As we hiked across a wash to get to the entrance of the canyon, we were able to look back uphill to White Rock and the Keystone Thrust beyond.


As we started our journey up the canyon, the walls rose up beside us. The canyon rarely gets full sun, resulting in perennially cool conditions, hence the name - Ice Box Canyon.


The further up the canyon we went, the larger the rocks became. The park ranger did warn us there would be some boulder hopping, but we were not deterred. The trekking poles were put away and the scrambling began.


However, some boulders were just too big to be scrambled, so we went around them.


Before long, we reached the first of the waterfalls. At this time of year, the falls are dry, which makes for much easier hiking when your trail goes right up the middle of the wash.


After chatting with some fellow hikers, we turned our attention to the next waterfall. The upper part of the canyon doesn't see as many hikers. We found the way to be overgrown. After shimmying under tree branches and belly crawling over boulders, we soon found ourselves at the base of the next falls.
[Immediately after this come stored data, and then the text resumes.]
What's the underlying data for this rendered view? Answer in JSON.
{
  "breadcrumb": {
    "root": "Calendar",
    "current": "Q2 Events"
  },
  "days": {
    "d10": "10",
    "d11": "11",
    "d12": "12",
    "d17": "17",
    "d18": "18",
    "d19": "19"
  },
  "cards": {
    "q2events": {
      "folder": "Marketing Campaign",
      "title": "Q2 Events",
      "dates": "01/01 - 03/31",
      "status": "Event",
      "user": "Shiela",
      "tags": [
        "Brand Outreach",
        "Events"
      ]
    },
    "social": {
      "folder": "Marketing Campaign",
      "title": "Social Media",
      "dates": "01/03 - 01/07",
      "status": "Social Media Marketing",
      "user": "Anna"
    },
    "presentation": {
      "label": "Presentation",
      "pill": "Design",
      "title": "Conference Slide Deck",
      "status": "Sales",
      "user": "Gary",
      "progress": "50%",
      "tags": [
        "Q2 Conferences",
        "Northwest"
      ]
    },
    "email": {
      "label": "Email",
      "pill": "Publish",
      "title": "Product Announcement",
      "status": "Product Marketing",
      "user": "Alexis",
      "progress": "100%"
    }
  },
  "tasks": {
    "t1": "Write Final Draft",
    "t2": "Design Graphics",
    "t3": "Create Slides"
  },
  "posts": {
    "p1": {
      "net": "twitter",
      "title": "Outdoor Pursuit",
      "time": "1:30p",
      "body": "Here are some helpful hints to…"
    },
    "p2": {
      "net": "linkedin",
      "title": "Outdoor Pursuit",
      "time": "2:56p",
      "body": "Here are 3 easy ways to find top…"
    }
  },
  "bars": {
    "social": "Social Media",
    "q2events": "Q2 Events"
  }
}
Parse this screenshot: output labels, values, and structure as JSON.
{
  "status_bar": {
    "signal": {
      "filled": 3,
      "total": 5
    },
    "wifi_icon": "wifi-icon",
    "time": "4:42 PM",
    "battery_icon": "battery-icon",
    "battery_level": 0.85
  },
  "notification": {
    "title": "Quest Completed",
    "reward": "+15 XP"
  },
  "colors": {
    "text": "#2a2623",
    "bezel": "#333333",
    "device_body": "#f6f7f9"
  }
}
We took one look at the rock face and decided this was as high as we were going today. Dave did find a climber's rope and scrambled as far as he dared.


After a well deserved snack, it was all downhill from here.


Needless to say, the downhill went much faster than the uphill. At one point, we stopped to watch a couple mountain climbers work their route up the canyon wall.


We finished our hike of the Ice Box Canyon and drove over to the trailhead for Pine Creek Canyon. We got our first look at the pine trees that give this canyon its name:


The trail was once part of an historic homestead nestled at the base of the rocky pinacle at the head of the canyon.


Scientists believe that pine trees have existed along the Pine Creek watershed since the Ice Age.  They speculate that these pine trees have been here continuously since the Ice Age because of the uniquely cool and moist conditions that have been maintained along Pine Creek here.


The folks who homesteaded this valley certainly put their house in a scenic spot.  Here is the view they had from the back of their cabin:


How would you like this view from your front porch?


After taking in the view, we followed the trail over to Pine Creek. It didn't take Kathy long to shed her boots and soak her tired hot piggies in the cold mountain water.


We explored further up the canyon, but time and tiredness were taking their toll. It was time to head back to camp. It was time to say good to Red Rock Canyon.